Ce dessin a été effectué depuis l’extérieur des murs de la ville en regardant la porte de Clérieux. Pendant plusieurs siècles, ce qu’on appelait alors le faubourg Clérieux ne comprenait que quelques usines, principalement des moulins, établies sur le canal de la Martinette et qui appartenaient au chapitre de chanoines de Saint-Barnard. La route de Tain a été élargie en 1835 mais, en 1750, on ne comptait dans cette rue que vingt-et-une maisons dont cinq étaient des cabarets.
Sur le dessin, nous voyons une partie des remparts de la ville, la porte de Clérieux (la tour carrée), et le haut de la tour Jacquemart en arrière plan. Jusqu’au milieu du XIXe siècle, en prenant des repères actuels, les remparts de la ville de Romans partaient environ du pont Neuf, remontaient jusqu’au lycée Triboulet, longeaient la place Jean Jaurès et le cours Pierre Didier, et redescendaient en passant la Cité de la Musique. L’Isère faisait rempart naturel au sud de la ville. Ils étaient percés de sept portes fortifiées dont certaines avaient un aspect monumental : c’était les portes de Saint-Nicolas, de Bistour, de Jacquemart, de Bonnevaux, de Clérieux et de Chapelier, plus une ouverture dite “la Brèche” pour le passage de la Savasse. Les pont-levis de ces portes s’abattaient sur des fossés de 25 à 30 pieds (de 8 à 9,75 mètres).
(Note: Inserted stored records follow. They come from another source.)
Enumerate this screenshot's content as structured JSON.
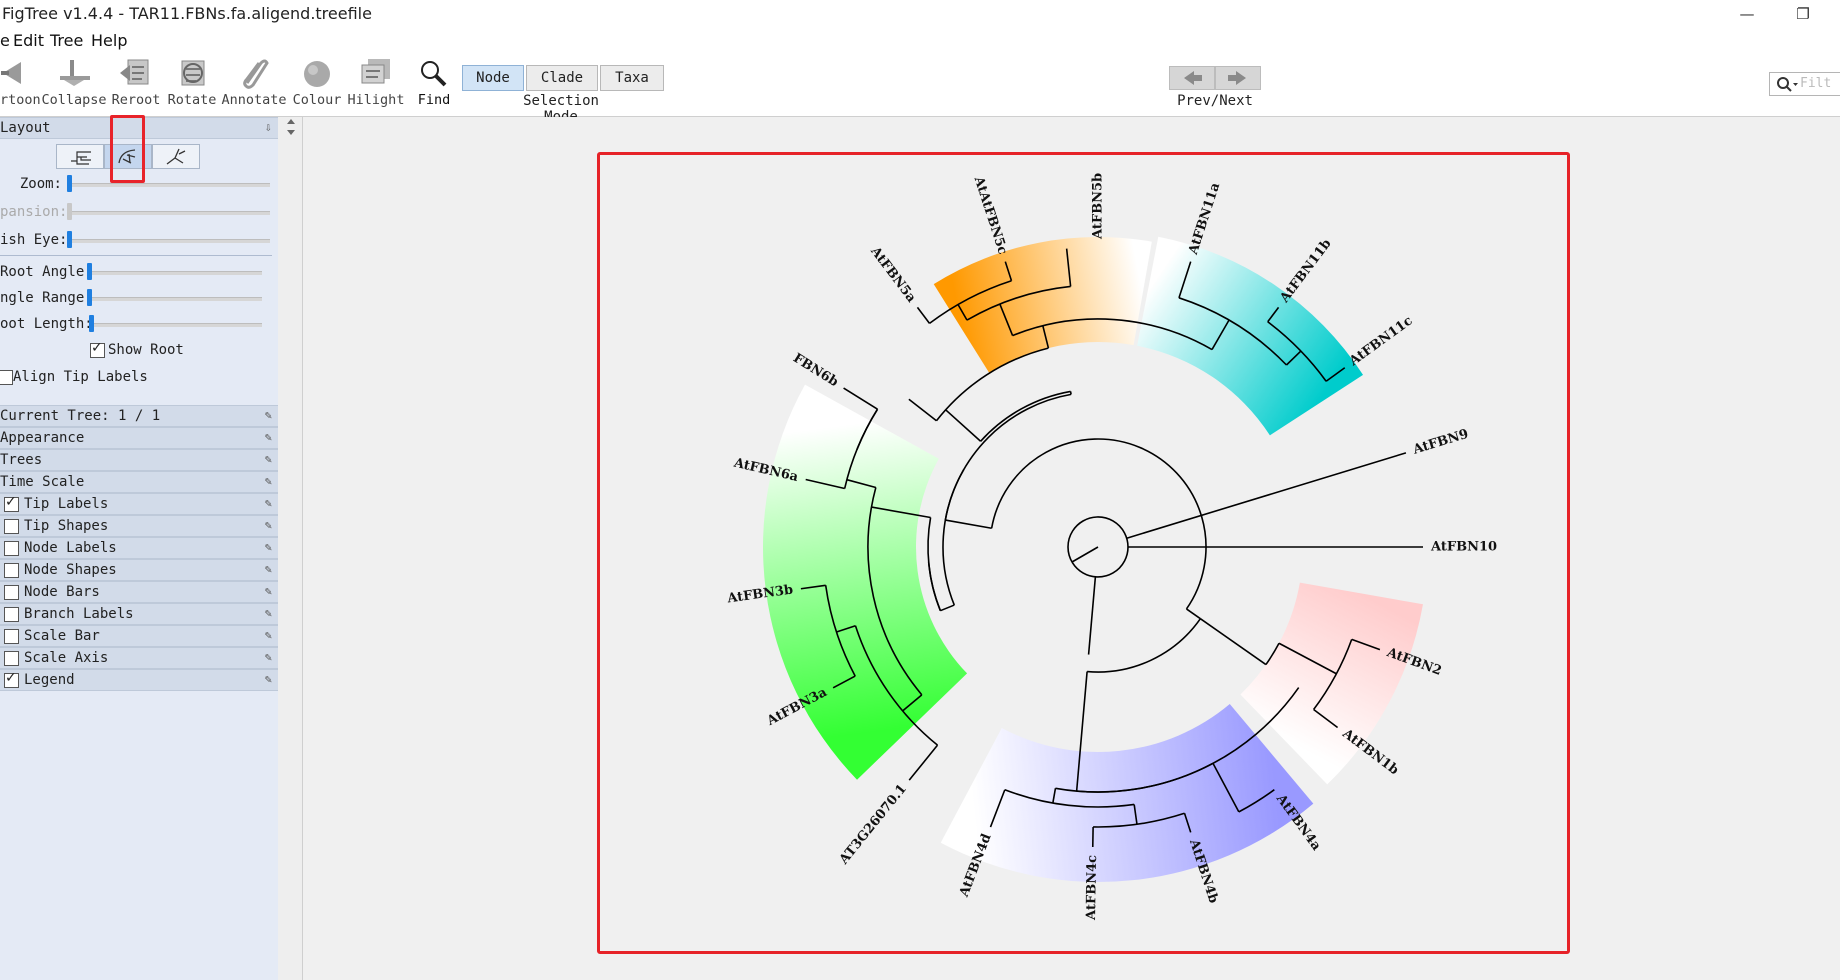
{
  "window": {
    "title": "FigTree v1.4.4 - TAR11.FBNs.fa.aligend.treefile",
    "min_glyph": "—",
    "restore_glyph": "❐"
  },
  "menu": [
    "e",
    "Edit",
    "Tree",
    "Help"
  ],
  "toolbar": {
    "tools": [
      {
        "label": "rtoon",
        "icon": "cartoon-icon"
      },
      {
        "label": "Collapse",
        "icon": "collapse-icon"
      },
      {
        "label": "Reroot",
        "icon": "reroot-icon"
      },
      {
        "label": "Rotate",
        "icon": "rotate-icon"
      },
      {
        "label": "Annotate",
        "icon": "annotate-icon"
      },
      {
        "label": "Colour",
        "icon": "colour-icon"
      },
      {
        "label": "Hilight",
        "icon": "hilight-icon"
      },
      {
        "label": "Find",
        "icon": "find-icon"
      }
    ],
    "selection_modes": [
      "Node",
      "Clade",
      "Taxa"
    ],
    "selected_mode": "Node",
    "selection_mode_label": "Selection Mode",
    "prevnext_label": "Prev/Next",
    "search_placeholder": "Filt"
  },
  "panel": {
    "layout_title": "Layout",
    "layout_buttons": [
      "rectangle-layout-icon",
      "polar-layout-icon",
      "radial-layout-icon"
    ],
    "selected_layout": 1,
    "sliders": [
      {
        "label": "Zoom:",
        "value": 0.0,
        "enabled": true
      },
      {
        "label": "pansion:",
        "value": 0.0,
        "enabled": false
      },
      {
        "label": "ish Eye:",
        "value": 0.0,
        "enabled": true
      },
      {
        "label": "Root Angle:",
        "value": 0.0,
        "enabled": true
      },
      {
        "label": "ngle Range:",
        "value": 0.0,
        "enabled": true
      },
      {
        "label": "oot Length:",
        "value": 0.01,
        "enabled": true
      }
    ],
    "show_root": {
      "label": "Show Root",
      "checked": true
    },
    "align_tip_labels": {
      "label": "Align Tip Labels",
      "checked": false
    },
    "current_tree": "Current Tree: 1 / 1",
    "sections": [
      {
        "label": "Appearance",
        "checkbox": false
      },
      {
        "label": "Trees",
        "checkbox": false
      },
      {
        "label": "Time Scale",
        "checkbox": false
      },
      {
        "label": "Tip Labels",
        "checkbox": true,
        "checked": true
      },
      {
        "label": "Tip Shapes",
        "checkbox": true,
        "checked": false
      },
      {
        "label": "Node Labels",
        "checkbox": true,
        "checked": false
      },
      {
        "label": "Node Shapes",
        "checkbox": true,
        "checked": false
      },
      {
        "label": "Node Bars",
        "checkbox": true,
        "checked": false
      },
      {
        "label": "Branch Labels",
        "checkbox": true,
        "checked": false
      },
      {
        "label": "Scale Bar",
        "checkbox": true,
        "checked": false
      },
      {
        "label": "Scale Axis",
        "checkbox": true,
        "checked": false
      },
      {
        "label": "Legend",
        "checkbox": true,
        "checked": true
      }
    ]
  },
  "tree": {
    "tips": [
      "AtFBN10",
      "AtFBN9",
      "AtFBN11c",
      "AtFBN11b",
      "AtFBN11a",
      "AtFBN5b",
      "AtAtFBN5c",
      "AtFBN5a",
      "FBN6b",
      "AtFBN6a",
      "AtFBN3b",
      "AtFBN3a",
      "AT3G26070.1",
      "AtFBN4d",
      "AtFBN4c",
      "AtFBN4b",
      "AtFBN4a",
      "AtFBN1b",
      "AtFBN2"
    ],
    "clade_colors": {
      "fbn11": "#00cccc",
      "fbn5": "#ff9900",
      "fbn6_3": "#33ff33",
      "fbn4": "#9999ff",
      "fbn1_2": "#ffcccc"
    }
  }
}
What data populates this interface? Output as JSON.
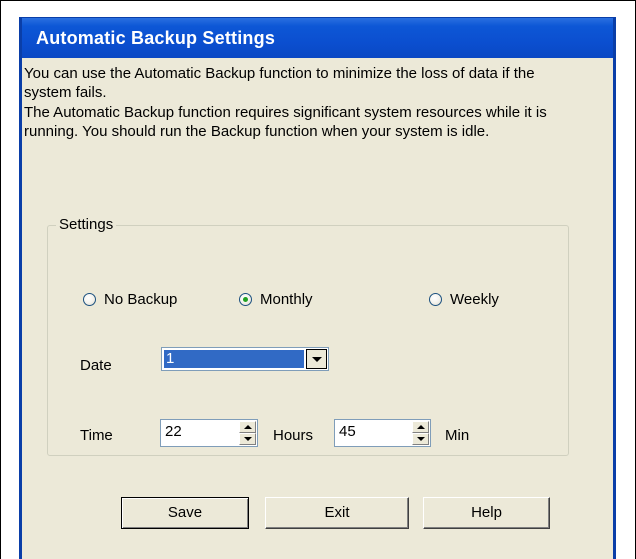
{
  "window": {
    "title": "Automatic Backup Settings"
  },
  "description": {
    "line1": "You can use the Automatic Backup function to minimize the loss of data if the system fails.",
    "line2": "The Automatic Backup function requires significant system resources while it is running. You should run the Backup function when your system is idle."
  },
  "settings": {
    "group_label": "Settings",
    "frequency_options": [
      {
        "label": "No Backup",
        "selected": false
      },
      {
        "label": "Monthly",
        "selected": true
      },
      {
        "label": "Weekly",
        "selected": false
      }
    ],
    "date_label": "Date",
    "date_value": "1",
    "time_label": "Time",
    "hours_value": "22",
    "hours_label": "Hours",
    "minutes_value": "45",
    "minutes_label": "Min"
  },
  "buttons": {
    "save": "Save",
    "exit": "Exit",
    "help": "Help"
  },
  "colors": {
    "titlebar": "#0b4fd0",
    "dialog_bg": "#ece9d8",
    "selection": "#316ac5",
    "radio_dot": "#21a121"
  },
  "icons": {
    "dropdown": "chevron-down-icon",
    "spin_up": "spin-up-icon",
    "spin_down": "spin-down-icon"
  }
}
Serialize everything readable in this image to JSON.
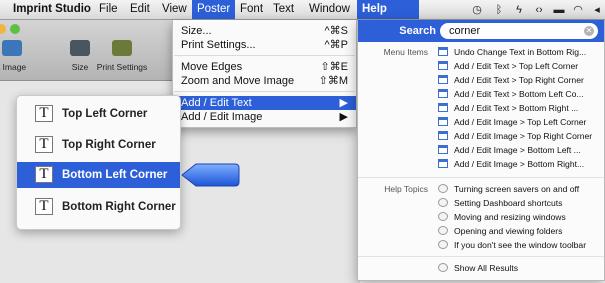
{
  "menubar": {
    "app_name": "Imprint Studio",
    "items": [
      "File",
      "Edit",
      "View",
      "Poster",
      "Font",
      "Text",
      "Window",
      "Help"
    ],
    "selected_color": "#2c5fd8",
    "status_icons": [
      "time-machine-icon",
      "bluetooth-icon",
      "power-icon",
      "sync-icon",
      "display-icon",
      "wifi-icon",
      "volume-icon"
    ]
  },
  "toolbar": {
    "buttons": [
      "t Image",
      "Size",
      "Print Settings"
    ]
  },
  "poster_menu": {
    "items": [
      {
        "label": "Size...",
        "shortcut": "^⌘S"
      },
      {
        "label": "Print Settings...",
        "shortcut": "^⌘P"
      },
      {
        "label": "Move Edges",
        "shortcut": "⇧⌘E"
      },
      {
        "label": "Zoom and Move Image",
        "shortcut": "⇧⌘M"
      },
      {
        "label": "Add / Edit Text",
        "shortcut": "▶"
      },
      {
        "label": "Add / Edit Image",
        "shortcut": "▶"
      }
    ]
  },
  "submenu": {
    "icon_glyph": "T",
    "items": [
      "Top Left Corner",
      "Top Right Corner",
      "Bottom Left Corner",
      "Bottom Right Corner"
    ],
    "selected_index": 2
  },
  "help": {
    "search_label": "Search",
    "search_value": "corner",
    "menu_items_label": "Menu Items",
    "menu_items": [
      "Undo Change Text in Bottom Rig...",
      "Add / Edit Text > Top Left Corner",
      "Add / Edit Text > Top Right Corner",
      "Add / Edit Text > Bottom Left Co...",
      "Add / Edit Text > Bottom Right ...",
      "Add / Edit Image > Top Left Corner",
      "Add / Edit Image > Top Right Corner",
      "Add / Edit Image > Bottom Left ...",
      "Add / Edit Image > Bottom Right..."
    ],
    "help_topics_label": "Help Topics",
    "help_topics": [
      "Turning screen savers on and off",
      "Setting Dashboard shortcuts",
      "Moving and resizing windows",
      "Opening and viewing folders",
      "If you don't see the window toolbar"
    ],
    "show_all": "Show All Results"
  }
}
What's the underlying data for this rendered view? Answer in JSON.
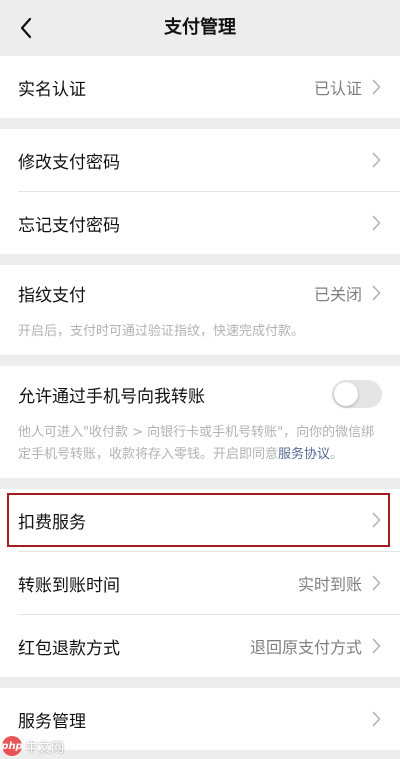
{
  "nav": {
    "title": "支付管理"
  },
  "real_name": {
    "label": "实名认证",
    "value": "已认证"
  },
  "password": {
    "change_label": "修改支付密码",
    "forgot_label": "忘记支付密码"
  },
  "fingerprint": {
    "label": "指纹支付",
    "value": "已关闭",
    "desc": "开启后，支付时可通过验证指纹，快速完成付款。"
  },
  "phone_transfer": {
    "label": "允许通过手机号向我转账",
    "toggle_on": false,
    "desc_prefix": "他人可进入\"收付款 > 向银行卡或手机号转账\"，向你的微信绑定手机号转账，收款将存入零钱。开启即同意",
    "desc_link": "服务协议",
    "desc_suffix": "。"
  },
  "deduction": {
    "label": "扣费服务"
  },
  "transfer_time": {
    "label": "转账到账时间",
    "value": "实时到账"
  },
  "red_packet": {
    "label": "红包退款方式",
    "value": "退回原支付方式"
  },
  "service_mgmt": {
    "label": "服务管理"
  },
  "watermark": {
    "badge": "php",
    "text": "中文网"
  },
  "colors": {
    "background": "#ededed",
    "highlight_border": "#a31d1d",
    "link": "#576b95"
  }
}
Ce nom nous fait aussi penser à l’hôtel de Clérieu, sur la place aux Herbes, derrière l’église Saint-Barnard, et cela nous transporte aux débuts de l’histoire de la ville de Romans. Au Xe siècle, alors que la ville est encore naissante, les seigneurs de la famille de Clérieu imposent leur protection aux moines de Saint-Barnard et construisent une maison forte surmontée d’un donjon toujours visible. Le bâtiment devient ensuite la propriété de la famille de Poitiers de la branche des comtes de Valentinois qui le vendent, au milieu du XIVe siècle, à des monnayeurs romanais, les Forest dit Coppe. Pour protéger leur atelier, ils font construire une porte fortifiée de meurtrières et de mâchicoulis encore visibles aujourd’hui. Les initiales “M C”, que l’on peut voir au-dessus de la porte et sur une autre porte en face du bâtiment, sont celles de Marius Charvin qui a acquis la demeure en 1875. Aujourd’hui, grâce à l’obligeance de son propriétaire actuel, Paul Laffont, l’hôtel de Clérieu accueille de nombreuses expositions.